CY: I think that's sort of weird. He had the same thing with Ellen Page, with Juno, because there was that romance on the screen. But no, we're just friends. To see "Charlyne and Michael" printed places, and then to see us in the movie, it makes things even more confusing and weird. People literally don't believe me when I say it's not true. But then, I've also read things online that said I was a cougar and 33 years old. Michael sent that one to me, which was hilarious: Carlyne's a 33-year-old cougar. So there's obviously a lot of BS out there.
The L: Obviously this movie is toying with the notion of reality. It's shot like a documentary, but, as you just said, the romance that we see between you two isn't actually real. So what was the chicken here, and what was the egg? Did it start as a documentary, or as a romantic fiction?

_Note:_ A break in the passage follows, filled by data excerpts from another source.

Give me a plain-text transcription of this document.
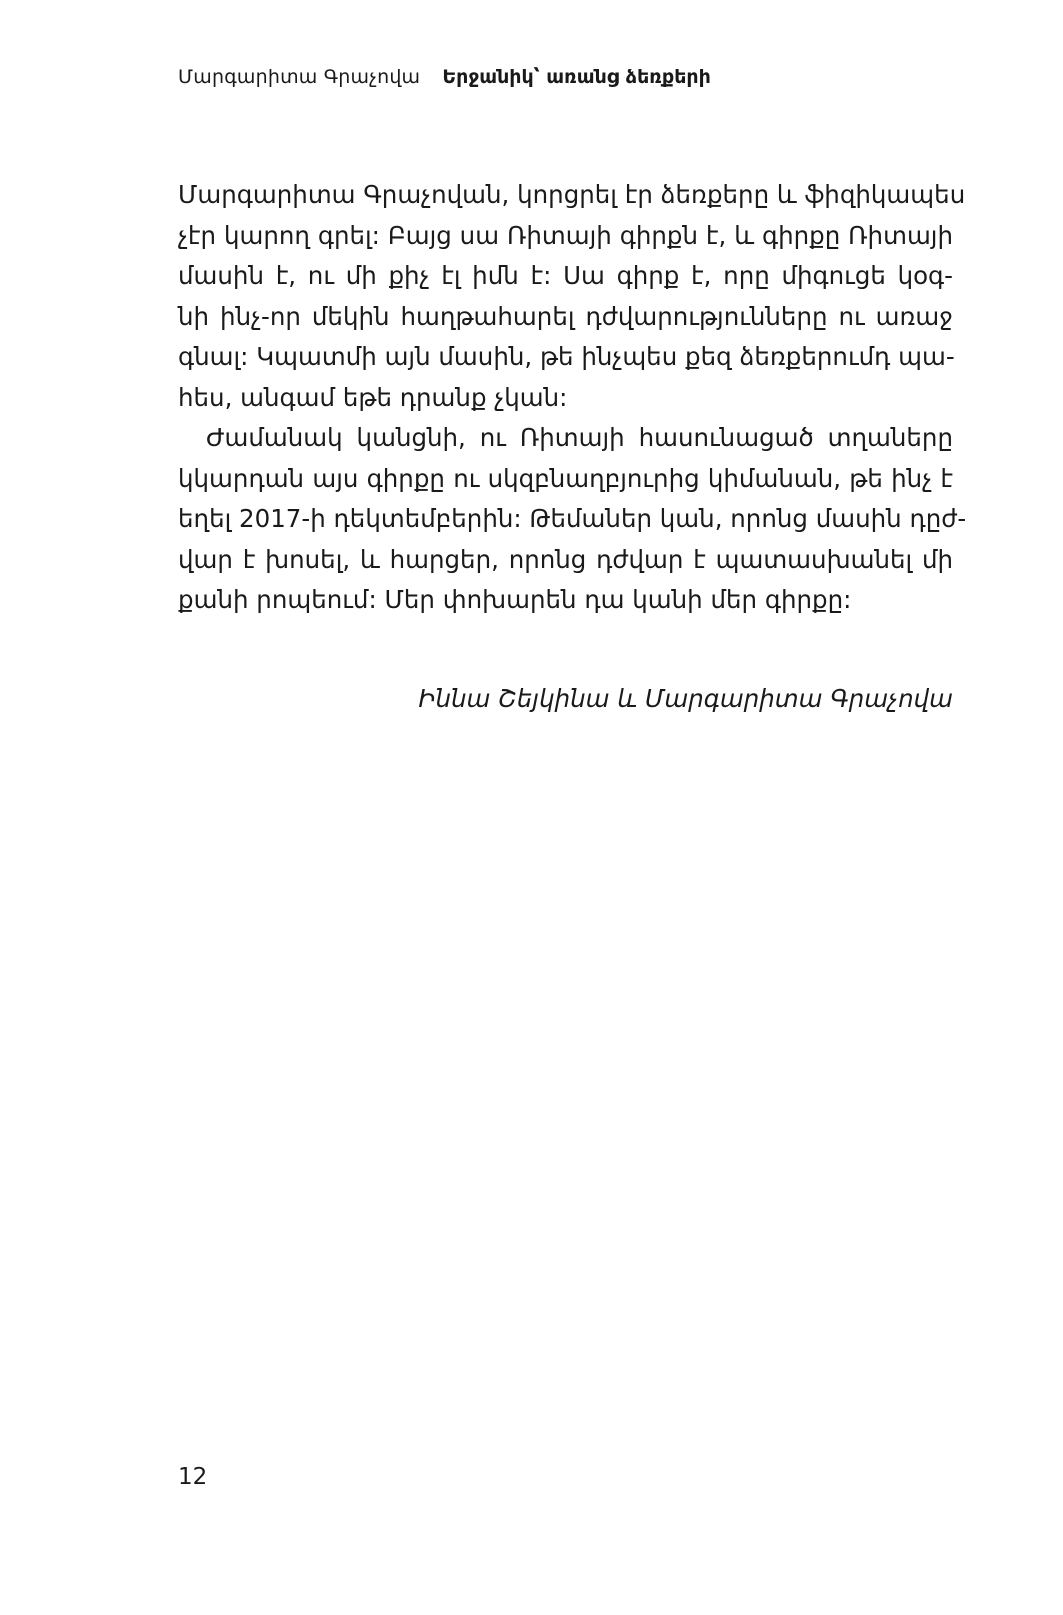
Մարգարիտա Գրաչովա Երջանիկ՝ առանց ձեռքերի
Մարգարիտա Գրաչովան, կորցրել էր ձեռքերը և ֆիզիկապես
չէր կարող գրել: Բայց սա Ռիտայի գիրքն է, և գիրքը Ռիտայի
մասին է, ու մի քիչ էլ իմն է: Սա գիրք է, որը միգուցե կօգ-
նի ինչ-որ մեկին հաղթահարել դժվարությունները ու առաջ
գնալ: Կպատմի այն մասին, թե ինչպես քեզ ձեռքերումդ պա-
հես, անգամ եթե դրանք չկան:
Ժամանակ կանցնի, ու Ռիտայի հասունացած տղաները
կկարդան այս գիրքը ու սկզբնաղբյուրից կիմանան, թե ինչ է
եղել 2017-ի դեկտեմբերին: Թեմաներ կան, որոնց մասին դըժ-
վար է խոսել, և հարցեր, որոնց դժվար է պատասխանել մի
քանի րոպեում: Մեր փոխարեն դա կանի մեր գիրքը:
Իննա Շեյկինա և Մարգարիտա Գրաչովա
12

CY: The idea was inspired by my real questions about love. I was a bit naïve and 18, and I dropped out of college to hang out with so many older comedians, many of whom were single, and I was going home one night and it was just like: Oh my god, I don't know how to talk to people. I'm not the type of person to just go into a bar and say: “Hey, you seem like you have a cool personality!” I'm so nervous about everything, so it seemed like an obvious question to me: When you're in a relationship, how do you know it's forever?
So I started asking people and any time you'd really ask them about their love stories, people would really open to me. And then I started thinking: I've seen so many fictional films about love go through this emotional thing, what if the film was actually a documentary? Originally, I was going to run the camera. I wasn't planning on being on screen, but then Nick [Jasenovec, the film's director] really wanted me to go on screen and I did it on the condition that it wouldn't be a straight documentary. I had to be playing a role. And our bigger hope was: If you didn't know what was real or what wasn't, then maybe the movie would actually mean more. You'd forget what was real, and go along for the ride.
The L: As you interviewed all these strangers about love, who did you find yourself agreeing with the most?
CY: Well no one's right and no one's wrong about love. There are the bikers in love who just love riding their bikes and eating hot dogs and having fun. Then there are the kids and just because they're young, you can't say that their take on love isn't also worthwhile. Most people agreed that I just needed to live life in the moment and not worry so much about finding it.
The L: How have audiences responded? Have they gone along with the story, thinking that it's true — as you originally hoped?
CY: Well we've done a lot of interviews now, and it seems like the reaction is mixed. There are some people who respond and like it — that they can't tell what's real and what's not. There are some people who get real upset — not in a malicious, "ha ha, gotcha sucker" way — but they say they really thought it was real, and feel a little snubbed.
The L: What did you end up thinking? Did Paper Heart answer all your questions about love?
CY: I'm not as cynical now, after talking to so many people. I think love exists, but not in the way that some people think. There are a lot of people who think it's love the very first week they're with someone, but then they get to know them a little better and they start feeling differently. I think I've definitely been guilty of that — assuming this person is the best to hang out with but then a month later you let your guard down and suddenly you're not as interested. But I think I'm pretty honest about who I am, and doing this movie made me realize you just have to be comfortable with the people you like, and accept who they really are. I was a little more skeptical before, but I think all that skepticism was just because I was panicking and worrying too much about everything. Now I think I've learned to calm down.